= Horton Priory =

Benedictine priory in Dorset, England

Horton Priory was a priory at Horton in Dorset, England.

It was founded as a Benedictine abbey around 970 by Ordgar, Earl of Devon, or his son, Ordulph, and dedicated to Saint Olfrida, Wilfrida or Wulfthryth, the mother of Saint Edith of Wilton by King Edgar the Peaceful. In the early twelfth century it was reduced to priory status by Roger, bishop of Salisbury and made dependent on Sherborne Abbey.
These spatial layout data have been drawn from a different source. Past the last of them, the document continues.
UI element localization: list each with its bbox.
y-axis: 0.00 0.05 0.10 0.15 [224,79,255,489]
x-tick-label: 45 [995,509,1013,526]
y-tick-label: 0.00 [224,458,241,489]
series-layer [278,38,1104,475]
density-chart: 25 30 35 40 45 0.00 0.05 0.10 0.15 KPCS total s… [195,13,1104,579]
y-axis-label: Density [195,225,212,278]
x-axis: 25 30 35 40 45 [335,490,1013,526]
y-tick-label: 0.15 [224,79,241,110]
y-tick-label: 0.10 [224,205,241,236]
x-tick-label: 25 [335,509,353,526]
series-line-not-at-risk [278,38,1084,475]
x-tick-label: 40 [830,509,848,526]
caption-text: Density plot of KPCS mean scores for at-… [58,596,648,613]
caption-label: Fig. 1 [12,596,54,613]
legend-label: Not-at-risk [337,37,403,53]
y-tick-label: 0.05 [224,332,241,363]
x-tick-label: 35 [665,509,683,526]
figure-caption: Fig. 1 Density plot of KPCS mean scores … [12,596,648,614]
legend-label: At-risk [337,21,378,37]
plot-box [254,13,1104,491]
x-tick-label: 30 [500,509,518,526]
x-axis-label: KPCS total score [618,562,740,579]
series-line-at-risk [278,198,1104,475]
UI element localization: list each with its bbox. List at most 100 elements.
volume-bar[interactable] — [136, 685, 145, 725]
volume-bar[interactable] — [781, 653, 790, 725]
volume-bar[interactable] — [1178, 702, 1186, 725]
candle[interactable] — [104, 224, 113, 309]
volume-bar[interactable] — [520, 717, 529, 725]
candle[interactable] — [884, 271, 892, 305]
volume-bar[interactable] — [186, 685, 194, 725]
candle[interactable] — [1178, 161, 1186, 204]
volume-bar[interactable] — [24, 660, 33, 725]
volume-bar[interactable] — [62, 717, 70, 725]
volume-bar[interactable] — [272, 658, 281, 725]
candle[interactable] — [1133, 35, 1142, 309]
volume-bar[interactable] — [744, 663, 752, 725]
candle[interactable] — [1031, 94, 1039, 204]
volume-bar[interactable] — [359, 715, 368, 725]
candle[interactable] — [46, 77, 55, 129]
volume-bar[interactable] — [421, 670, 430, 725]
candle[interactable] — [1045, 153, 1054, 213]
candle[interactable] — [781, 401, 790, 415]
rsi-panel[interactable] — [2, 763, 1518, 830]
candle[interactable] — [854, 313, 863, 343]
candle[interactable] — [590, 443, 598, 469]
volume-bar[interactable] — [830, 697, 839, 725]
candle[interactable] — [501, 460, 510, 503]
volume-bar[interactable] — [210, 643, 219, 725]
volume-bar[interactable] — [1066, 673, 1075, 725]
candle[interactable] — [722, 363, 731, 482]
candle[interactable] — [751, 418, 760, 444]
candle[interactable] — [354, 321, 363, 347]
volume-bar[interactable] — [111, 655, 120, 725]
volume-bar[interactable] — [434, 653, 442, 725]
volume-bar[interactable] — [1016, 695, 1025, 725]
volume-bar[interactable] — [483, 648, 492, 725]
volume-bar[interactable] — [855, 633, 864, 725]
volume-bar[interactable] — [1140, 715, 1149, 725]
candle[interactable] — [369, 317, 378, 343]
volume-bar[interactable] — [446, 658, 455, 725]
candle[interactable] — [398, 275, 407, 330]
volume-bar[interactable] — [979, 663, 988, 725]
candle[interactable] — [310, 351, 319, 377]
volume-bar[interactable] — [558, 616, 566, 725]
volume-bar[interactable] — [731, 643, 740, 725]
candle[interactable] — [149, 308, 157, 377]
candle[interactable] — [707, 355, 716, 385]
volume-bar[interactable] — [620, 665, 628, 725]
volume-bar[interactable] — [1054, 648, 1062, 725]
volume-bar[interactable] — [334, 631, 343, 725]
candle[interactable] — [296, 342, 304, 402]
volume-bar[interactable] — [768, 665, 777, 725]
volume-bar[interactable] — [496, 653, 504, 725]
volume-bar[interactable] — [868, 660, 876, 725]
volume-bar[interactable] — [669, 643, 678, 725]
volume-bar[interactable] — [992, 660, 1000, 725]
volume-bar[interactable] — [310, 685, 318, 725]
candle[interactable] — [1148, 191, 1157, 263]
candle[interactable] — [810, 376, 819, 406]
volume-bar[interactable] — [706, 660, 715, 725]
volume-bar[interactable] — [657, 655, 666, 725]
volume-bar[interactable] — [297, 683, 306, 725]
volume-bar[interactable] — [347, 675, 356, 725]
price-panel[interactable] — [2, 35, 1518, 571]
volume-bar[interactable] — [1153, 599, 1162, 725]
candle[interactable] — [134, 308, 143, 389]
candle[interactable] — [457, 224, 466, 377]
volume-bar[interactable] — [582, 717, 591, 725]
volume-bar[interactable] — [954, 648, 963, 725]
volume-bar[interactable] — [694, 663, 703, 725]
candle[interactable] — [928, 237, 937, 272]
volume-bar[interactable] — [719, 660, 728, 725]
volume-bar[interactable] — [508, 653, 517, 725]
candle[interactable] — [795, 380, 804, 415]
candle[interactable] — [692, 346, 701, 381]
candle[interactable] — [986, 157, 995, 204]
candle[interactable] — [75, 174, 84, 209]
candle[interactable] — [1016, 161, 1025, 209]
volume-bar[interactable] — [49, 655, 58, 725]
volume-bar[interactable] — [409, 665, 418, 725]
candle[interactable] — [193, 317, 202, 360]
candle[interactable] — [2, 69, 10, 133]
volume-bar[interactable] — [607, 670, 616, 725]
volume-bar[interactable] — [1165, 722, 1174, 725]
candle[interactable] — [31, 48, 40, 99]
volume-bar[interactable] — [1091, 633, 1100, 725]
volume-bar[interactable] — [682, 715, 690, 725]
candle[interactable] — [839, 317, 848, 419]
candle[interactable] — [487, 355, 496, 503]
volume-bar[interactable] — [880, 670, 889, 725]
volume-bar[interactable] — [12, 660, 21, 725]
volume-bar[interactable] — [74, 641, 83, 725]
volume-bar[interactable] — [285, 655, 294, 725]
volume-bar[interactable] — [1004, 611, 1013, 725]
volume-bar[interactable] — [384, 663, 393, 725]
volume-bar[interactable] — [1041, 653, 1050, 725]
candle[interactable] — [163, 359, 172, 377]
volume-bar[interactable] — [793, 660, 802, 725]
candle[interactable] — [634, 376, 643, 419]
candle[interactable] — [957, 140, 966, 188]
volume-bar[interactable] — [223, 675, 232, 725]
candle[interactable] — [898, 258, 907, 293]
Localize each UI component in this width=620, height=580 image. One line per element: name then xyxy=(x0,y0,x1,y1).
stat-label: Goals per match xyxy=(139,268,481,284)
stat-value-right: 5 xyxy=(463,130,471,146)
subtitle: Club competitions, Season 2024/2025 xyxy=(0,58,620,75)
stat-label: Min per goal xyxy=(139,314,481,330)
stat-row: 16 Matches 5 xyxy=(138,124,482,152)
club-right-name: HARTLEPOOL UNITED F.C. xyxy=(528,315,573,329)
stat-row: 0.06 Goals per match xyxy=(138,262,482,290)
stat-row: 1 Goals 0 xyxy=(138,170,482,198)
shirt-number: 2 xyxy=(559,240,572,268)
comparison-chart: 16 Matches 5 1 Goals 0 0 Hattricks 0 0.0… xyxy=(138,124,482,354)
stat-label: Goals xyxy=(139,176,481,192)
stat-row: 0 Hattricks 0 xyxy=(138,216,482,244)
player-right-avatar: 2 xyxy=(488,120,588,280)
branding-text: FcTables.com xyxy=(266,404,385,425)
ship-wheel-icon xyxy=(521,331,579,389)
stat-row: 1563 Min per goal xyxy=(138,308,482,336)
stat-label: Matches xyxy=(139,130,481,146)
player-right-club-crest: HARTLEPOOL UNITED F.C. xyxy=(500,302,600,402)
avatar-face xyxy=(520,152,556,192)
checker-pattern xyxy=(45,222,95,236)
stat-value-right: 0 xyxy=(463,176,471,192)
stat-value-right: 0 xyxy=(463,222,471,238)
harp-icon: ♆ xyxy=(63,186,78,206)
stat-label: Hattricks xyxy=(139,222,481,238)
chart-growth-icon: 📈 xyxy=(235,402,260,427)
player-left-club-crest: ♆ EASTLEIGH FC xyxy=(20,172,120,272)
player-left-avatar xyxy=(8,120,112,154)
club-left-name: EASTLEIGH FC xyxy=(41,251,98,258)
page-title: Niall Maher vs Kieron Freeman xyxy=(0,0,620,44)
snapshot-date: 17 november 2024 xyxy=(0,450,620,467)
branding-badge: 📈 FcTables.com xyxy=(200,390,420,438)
At the Dissolution in 1539 Sherborne Abbey was surrendered to the king, and in 1547 it was granted to Edward Seymour, 1st Duke of Somerset. On Somerset's attainder it was granted to William Herbert, 1st Earl of Pembroke. The present Horton parish church, St. Wolfrida, was built on the site of the priory in the 18th century. No traces of the original priory remain.

==Known Priors==
- * Hugh, occurs 1286
- * John de Bradeford, occurs 1348.
- * John Cosyn, occurs 1401.
- * Henry Trew, occurs 1459–60
- * John Dorchester, occurs 1504
- * John Hart or Herte alias Raynold, occurs on its surrender, 1539.